Surcharges also harm customers who have negotiated special discounts, especially corporate customers. Consider a customer who negotiated a percentage discount from ordinary fares. When an airline adds a fuel surcharge, it will often argue that such a customer must pay the entire surcharge, notwithstanding the negotiated discount. For example, if base airfare is $1000 and the customer has negotiated a 40% discount on airfare, the customer would expect to pay (1-0.4)*$1000=$600 (plus actual government-imposed taxes). But if the carrier recharacterizes the fare as $800 plus a $200 surcharge, the carrier would likely require the customer to pay (1-0.4)*$800 + $200 = $680 -- an $80 increase. This price increase would arrive months after the contract was negotiated -- quite a surprise to most customers. Contracting procedures exacerbate the problem: A customer would expend significant effort to rebid the contract, in all likelihood out of sequence relative to the customer's standard procurement process. And if the contract purported to require the customer to book certain travel on a favored carrier for a specified period ("80% of transatlantic travel on carrier x") or in a speciifed amount ("customer will spend $x on carrier y during calendar year 2012"), the customer would typically struggle to determine whether the surcharge is grounds for exiting the contract without penalty.
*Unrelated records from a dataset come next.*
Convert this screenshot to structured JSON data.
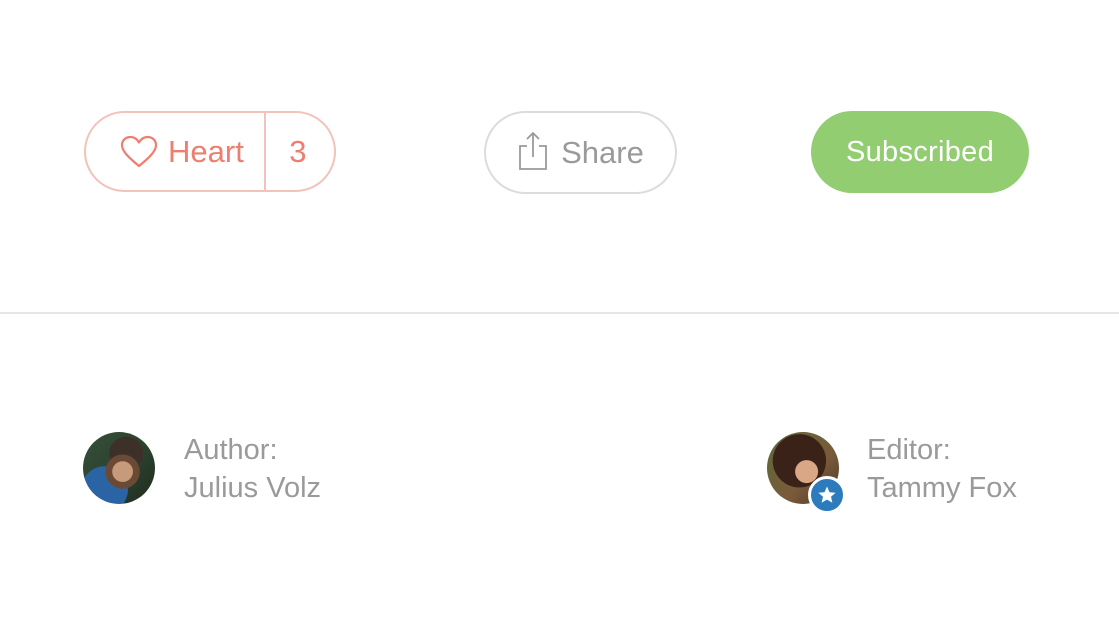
{
  "actions": {
    "heart": {
      "label": "Heart",
      "count": "3"
    },
    "share": {
      "label": "Share"
    },
    "subscribe": {
      "label": "Subscribed"
    }
  },
  "people": {
    "author": {
      "role": "Author:",
      "name": "Julius Volz"
    },
    "editor": {
      "role": "Editor:",
      "name": "Tammy Fox",
      "badge_icon": "star-icon"
    }
  },
  "colors": {
    "heart": "#ee7e70",
    "heart_border": "#f3c2bb",
    "share": "#9a9a9a",
    "subscribed_bg": "#92cd72",
    "editor_badge": "#2c7bbd"
  }
}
For travel agents, fuel surcharges threaten to reduce the base ticket prices on which commissions and other payments are calculated. While some airlines have cut or eliminated travel agent commissionsm, others continue to pay travel agents, and fees are typically proportional to the total price of tickets sold. By excluding fuel surcharges from these calculations but keeping percentages unchanged, airlines can reduce commission payments to travel agents. In 2006, a class action of travel agents sued Qantas for exactly this, and a 2010 decision in Australia Federal Court held that Qantas is obliged to pay "commission or other remuneration for the sale of international air passenger transportation". Similarly, in December 2012, a London court found that Pakistan International Airlines (PIA) had unlawfully failed to pay commissions to travel agents on the value of passengers' fuel surcharges. Similar litigation is ongoing against Air New Zealand, British Airways, Cathay Pacific, Singapore Airlines, and Malaysian Airlines.